Piège de l'emploi en Allemagne : le minijob

Minijob piège de l'emploi en AllemagneL'Allemagne est considérée comme un eldorado pour les travailleurs qualifiés. Cependant le marché du travail peut se révéler être un piège à l'emploi pour les mères de famille qui souhaitent travailler à temps partiel faute de places de crêches. Certains secteurs comme la restauration ou le commerce de détail font également fréquemment appel aux minijobs. Attention de ne pas tomber dans ce piège à l'emploi. Pour mettre le pied a l'étrier sur le marché du travail allemand très prometteur, il faut aussi en connaître les failles et éviter l'un des pièges à emploi : le minijob.

Les minijobs en Allemagne sur le banc des accusés

En Allemagne, les "minijobs", ces contrats précaires à temps partiel qui offrent des salaires très bas, peuvent parfois empêcher la création de vrais emplois. C'est ce qu'indique une étude réalisée par un institut dépendant de l' Agence Allemande pour l'emploi (Bundesagentur für Arbeit).

Lors des grandes réformes du marché de travail menées par le chancelier social-démocrate Gerhard Schröder entre 2003 et 2005, les "minijobs" ont été créés. De quoi s'agit-il ? Ce sont des emplois à temps partiel dont la rémunération ne dépasse pas 450 euros par mois (depuis janvier 2013). Ils peuvent être exercés parallèlement à l'aide sociale, ou en plus d'un emploi "traditionnel". Ils sont en outre quasiment dispensés de charges sociales.

L' Agence Allemande pour l'emploi recense 7,4 millions de contrats de travail de ce type. Plus d'un tiers de ceux-ci concernent des salariés ayant un autre emploi à côté.

Les secteurs qui embauchent sous minijob

L'Institut de recherche sur l'emploi et le marché du travail, organe de recherche de l'Agence Allemande pour l'emploi,, a publié une étude intitulée "Des minijobs controversés". Cette étude met en évidence, "des indices évidents (selon lesquels) les minijobs ont pris la place d'emplois soumis aux charges sociales".

On y apprend, sans surprise, que ce sont, majoritairement dans les entreprises de petite taille et dans les secteurs du commerce de détail et de la restauration, où les "minijobs" sont très fréquents, que cela se vérifierait le plus.

On compte ainsi au moins 1 "minijobber" dans plus de 70% des établissements de restauration.
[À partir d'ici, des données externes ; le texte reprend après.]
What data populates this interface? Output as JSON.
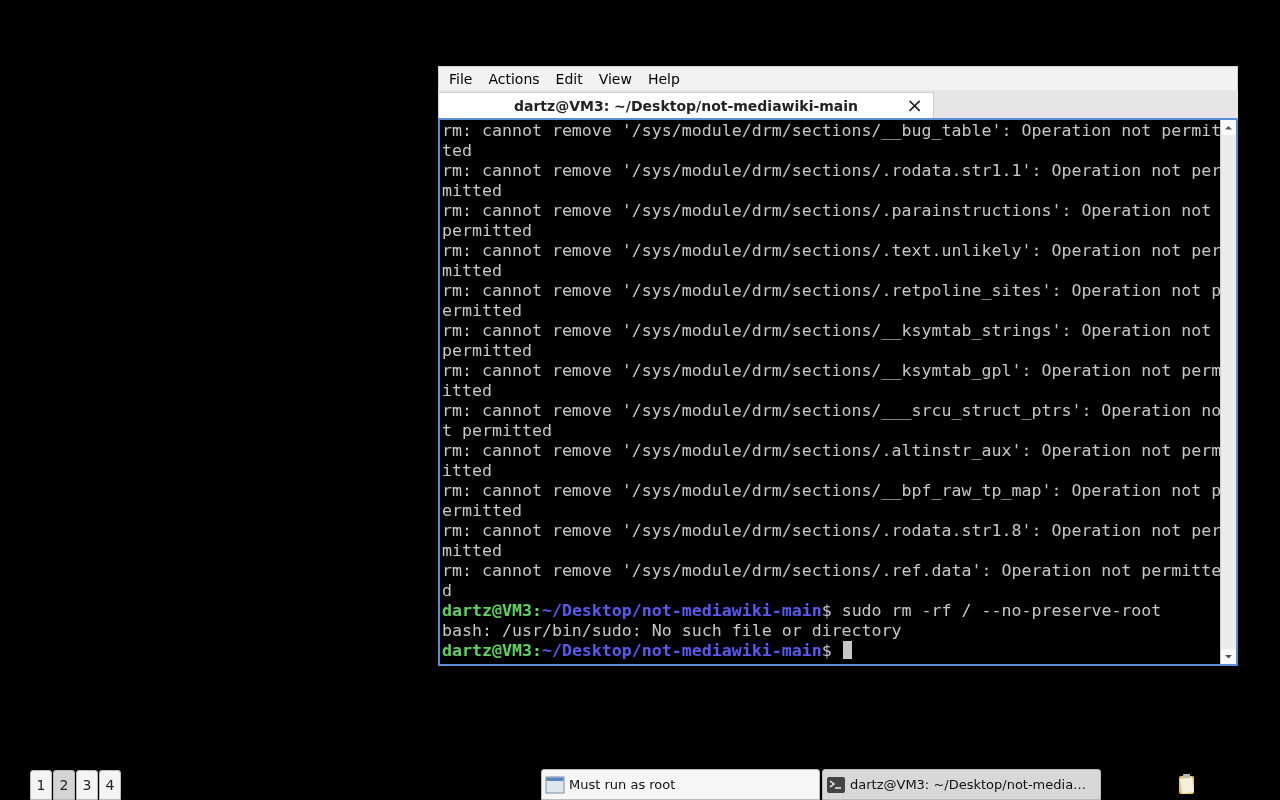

Ces minijobbers représentent à eux seuls 34% du nombre total des salariés de ce secteur. Dans le commerce de détail, on trouve des minjobs dans 63% des établissements, et ceux-ci représentent 23% des employés.

Dans les petites entreprises (1 à 9 personnes), 20% des employés ont un contrat de minijob. Ce chiffre passe à 15% dans les entreprises moyennes (10 à 99 personnes) et à 5% dans celles de plus de 100 salariés.

Les propos des auteurs de l'étude sont toutefois nuancés. Ils reconnaissent notamment que "ces entreprises n'auraient sans doute pas pu créer dans tous les cas des emplois soumis à charges sociale", si elles n'avaient pas pu avoir recours aux "minijobs". Dans certaines grandes entreprises, l'augmentation de l'emploi soumis à cotisations sociales progresse de pair avec les "minijobs", ajoutent-ils.